Air removal - eject it or pump it out. Because the shell sits below atmospheric, air leaks in and blankets the tubes, weakening the vacuum and heat transfer, so air must be removed continuously. A steam-jet air ejector expands HP steam through a nozzle and venturi to entrain and carry off the air (single-, two-, or three-stage for deeper vacuum; a start-up 'hogging' ejector pulls the initial vacuum). A vacuum pump - typically a liquid-ring type - does the same job mechanically. Both raise the air back to atmospheric pressure to vent it.
Feedwater heaters - spend the bleed steam, not the fuel. Bleed/extraction steam piped to feedwater heaters preheats the boiler feedwater, so less fuel is burned and less latent heat is dumped to the condenser - a direct efficiency gain that ties the turbine arrangement to the condenser circuit. Low-pressure heaters sit on the condensate-extraction-pump side; high-pressure heaters sit on the boiler-feed-pump side, usually with a deaerator between them. This is why bleeder and extraction arrangements exist in the first place.
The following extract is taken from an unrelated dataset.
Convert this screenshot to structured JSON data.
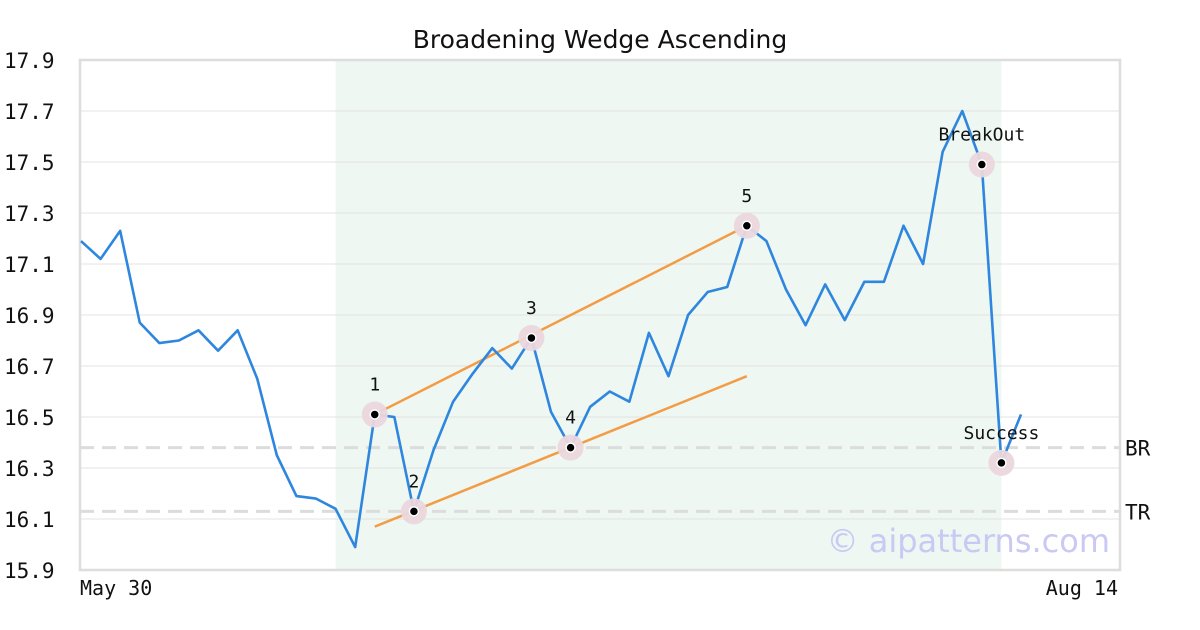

Common misconceptions and exam traps. (1) Impulse = constant pressure across the moving blades; reaction = pressure drop across the moving blades - a difference of WHERE the drop is, not on/off. (2) Compounding of STAGES (pressure / velocity / pressure-velocity) is NOT compounded TURBINES (tandem / cross) - different ideas that sound alike. (3) Tell the three compounding methods apart by their pressure-velocity diagram, not their names: pressure compounding drops pressure in EVERY nozzle set; velocity compounding drops it ONCE then flat; pressure-velocity drops it in stages with velocity steps inside each. (4) Bleed is uncontrolled; extraction is controlled at a set pressure. (5) Back-pressure suits a process header; condensing suits a pure power duty - matching them backward is the duty trap. (6) Double-flow cancels thrust and handles volume; reheat dries the steam - do not swap their purposes. (7) Disc rotor = impulse; drum rotor = reaction (because of where the pressure drops). (8) The sentinel valve WARNS, it does not relieve. (9) In the droop formula the divisor is the SET (no-load) speed, not full-load; the reverse calculation uses that same divisor. (10) Below critical pressure a CONVERGENT nozzle just makes eddies (steam is already sonic) - you need a divergent section to accelerate further. (11) The syllabus 'interceptor valve' is PanGlobal's reheat intercept valve. (12) Contact/jet condensers contaminate condensate; surface condensers keep it clean - which is why surface types dominate.
Source: PanGlobal Power Engineering Third Class, Part B2, Book 2 (E30), Chapters 1-3 (Steam Turbine Principles and Design; Auxiliaries and Operation; Turbine Condenser Systems). SOPEEC 3rd Class Paper 3B2. The 'Panier style' condenser named in the SOPEEC syllabus is not a PanGlobal term and is flagged for verification.